Stationary state volume fluctuations in a granular medium
Matthias Schr\"oter, Daniel I. Goldman, and Harry L. Swinney

TL;DR
This study investigates volume fluctuations in a granular medium, demonstrating a stationary state with Gaussian-distributed volume fractions and enabling the measurement of a temperature-like variable called compactivity.
Contribution
It provides experimental evidence for a stationary state in granular materials and introduces a method to measure compactivity, a key concept in granular statistical mechanics.
Findings
Volume fractions are history independent and Gaussian distributed.
Standard deviation of volume fraction shows a minimum at a specific state.

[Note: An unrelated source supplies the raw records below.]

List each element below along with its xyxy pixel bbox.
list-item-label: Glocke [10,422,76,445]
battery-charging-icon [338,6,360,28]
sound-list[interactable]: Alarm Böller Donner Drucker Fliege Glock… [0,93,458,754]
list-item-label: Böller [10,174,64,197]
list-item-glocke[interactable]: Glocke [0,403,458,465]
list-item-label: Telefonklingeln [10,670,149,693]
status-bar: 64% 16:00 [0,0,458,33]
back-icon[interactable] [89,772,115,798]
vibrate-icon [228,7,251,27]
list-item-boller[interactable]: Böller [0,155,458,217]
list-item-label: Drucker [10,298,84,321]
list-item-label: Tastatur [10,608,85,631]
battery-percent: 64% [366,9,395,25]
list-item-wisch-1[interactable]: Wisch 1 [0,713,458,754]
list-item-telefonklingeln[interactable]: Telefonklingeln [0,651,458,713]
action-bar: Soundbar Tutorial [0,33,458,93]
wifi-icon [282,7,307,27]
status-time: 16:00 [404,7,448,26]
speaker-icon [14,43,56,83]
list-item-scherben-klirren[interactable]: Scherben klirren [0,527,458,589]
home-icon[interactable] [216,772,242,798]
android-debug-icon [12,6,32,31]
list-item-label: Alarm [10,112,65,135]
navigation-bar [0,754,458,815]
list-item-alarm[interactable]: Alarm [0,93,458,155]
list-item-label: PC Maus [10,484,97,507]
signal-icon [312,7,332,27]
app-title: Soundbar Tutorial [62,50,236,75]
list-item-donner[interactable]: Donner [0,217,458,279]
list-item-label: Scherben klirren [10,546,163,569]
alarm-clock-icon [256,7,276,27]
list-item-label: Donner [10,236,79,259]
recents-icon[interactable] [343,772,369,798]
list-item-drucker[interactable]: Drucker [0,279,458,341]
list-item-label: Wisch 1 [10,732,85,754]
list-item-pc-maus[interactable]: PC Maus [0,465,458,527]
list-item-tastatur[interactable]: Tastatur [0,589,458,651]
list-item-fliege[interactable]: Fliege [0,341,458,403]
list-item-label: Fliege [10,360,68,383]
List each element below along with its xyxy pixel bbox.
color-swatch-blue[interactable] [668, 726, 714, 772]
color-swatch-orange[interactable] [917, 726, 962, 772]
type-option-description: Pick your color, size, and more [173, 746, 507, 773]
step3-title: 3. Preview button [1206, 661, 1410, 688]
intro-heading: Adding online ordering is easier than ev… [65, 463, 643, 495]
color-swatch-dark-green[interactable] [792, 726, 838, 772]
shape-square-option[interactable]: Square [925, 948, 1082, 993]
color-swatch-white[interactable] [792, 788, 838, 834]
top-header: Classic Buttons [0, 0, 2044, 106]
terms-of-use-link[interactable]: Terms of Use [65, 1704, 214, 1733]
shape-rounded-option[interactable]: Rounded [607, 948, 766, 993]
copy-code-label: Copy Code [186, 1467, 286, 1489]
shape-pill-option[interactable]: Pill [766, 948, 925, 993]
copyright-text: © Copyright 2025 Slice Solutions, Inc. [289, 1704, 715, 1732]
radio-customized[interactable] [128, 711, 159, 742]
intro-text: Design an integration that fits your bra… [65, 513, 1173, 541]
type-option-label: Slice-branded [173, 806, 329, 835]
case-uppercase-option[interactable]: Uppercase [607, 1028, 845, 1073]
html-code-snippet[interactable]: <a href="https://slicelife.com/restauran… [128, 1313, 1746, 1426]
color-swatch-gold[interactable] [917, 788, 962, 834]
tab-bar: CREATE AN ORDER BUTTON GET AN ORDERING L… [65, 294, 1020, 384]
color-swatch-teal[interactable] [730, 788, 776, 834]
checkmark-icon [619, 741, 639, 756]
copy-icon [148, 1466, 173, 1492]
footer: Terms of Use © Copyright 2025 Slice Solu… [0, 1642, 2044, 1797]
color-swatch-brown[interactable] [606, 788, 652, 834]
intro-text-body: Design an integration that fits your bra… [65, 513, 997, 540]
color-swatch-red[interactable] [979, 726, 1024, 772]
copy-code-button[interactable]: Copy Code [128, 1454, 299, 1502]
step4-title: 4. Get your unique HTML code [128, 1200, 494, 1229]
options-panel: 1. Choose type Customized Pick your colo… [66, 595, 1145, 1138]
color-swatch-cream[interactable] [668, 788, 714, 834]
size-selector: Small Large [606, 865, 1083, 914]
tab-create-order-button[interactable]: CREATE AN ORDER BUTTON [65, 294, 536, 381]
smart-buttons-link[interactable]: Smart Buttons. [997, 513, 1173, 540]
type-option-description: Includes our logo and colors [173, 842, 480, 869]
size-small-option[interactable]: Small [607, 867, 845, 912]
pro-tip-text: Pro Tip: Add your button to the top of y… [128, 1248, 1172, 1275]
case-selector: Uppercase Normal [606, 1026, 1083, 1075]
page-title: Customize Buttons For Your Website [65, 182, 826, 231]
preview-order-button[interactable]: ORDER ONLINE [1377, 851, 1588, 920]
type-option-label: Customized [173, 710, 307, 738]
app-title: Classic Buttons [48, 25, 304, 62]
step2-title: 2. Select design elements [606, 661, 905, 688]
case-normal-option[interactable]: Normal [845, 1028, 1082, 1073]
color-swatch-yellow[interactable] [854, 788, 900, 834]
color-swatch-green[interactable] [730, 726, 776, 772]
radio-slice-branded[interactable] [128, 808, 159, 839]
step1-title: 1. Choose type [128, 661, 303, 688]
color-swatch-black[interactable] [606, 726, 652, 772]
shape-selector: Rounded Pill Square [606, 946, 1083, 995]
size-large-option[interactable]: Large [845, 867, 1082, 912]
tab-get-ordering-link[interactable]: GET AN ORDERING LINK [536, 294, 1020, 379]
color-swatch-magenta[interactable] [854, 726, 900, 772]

Measurement of compactivity X from fluctuations supports statistical theory.
Abstract
A statistical description of static granular material requires ergodic sampling of the phase space spanned by the different configurations of the particles. We periodically fluidize a column of glass beads and find that the sequence of volume fractions phi of post-fluidized states is history independent and Gaussian distributed about a stationary state. The standard deviation of phi exhibits, as a function of phi, a minimum corresponding to a maximum in the number of statistically independent regions. Measurements of the fluctuations enable us to determine the compactivity X, a temperature-like state variable introduced in the statistical theory of Edwards and Oakeshott [Physica A {\bf 157}, 1080 (1989)].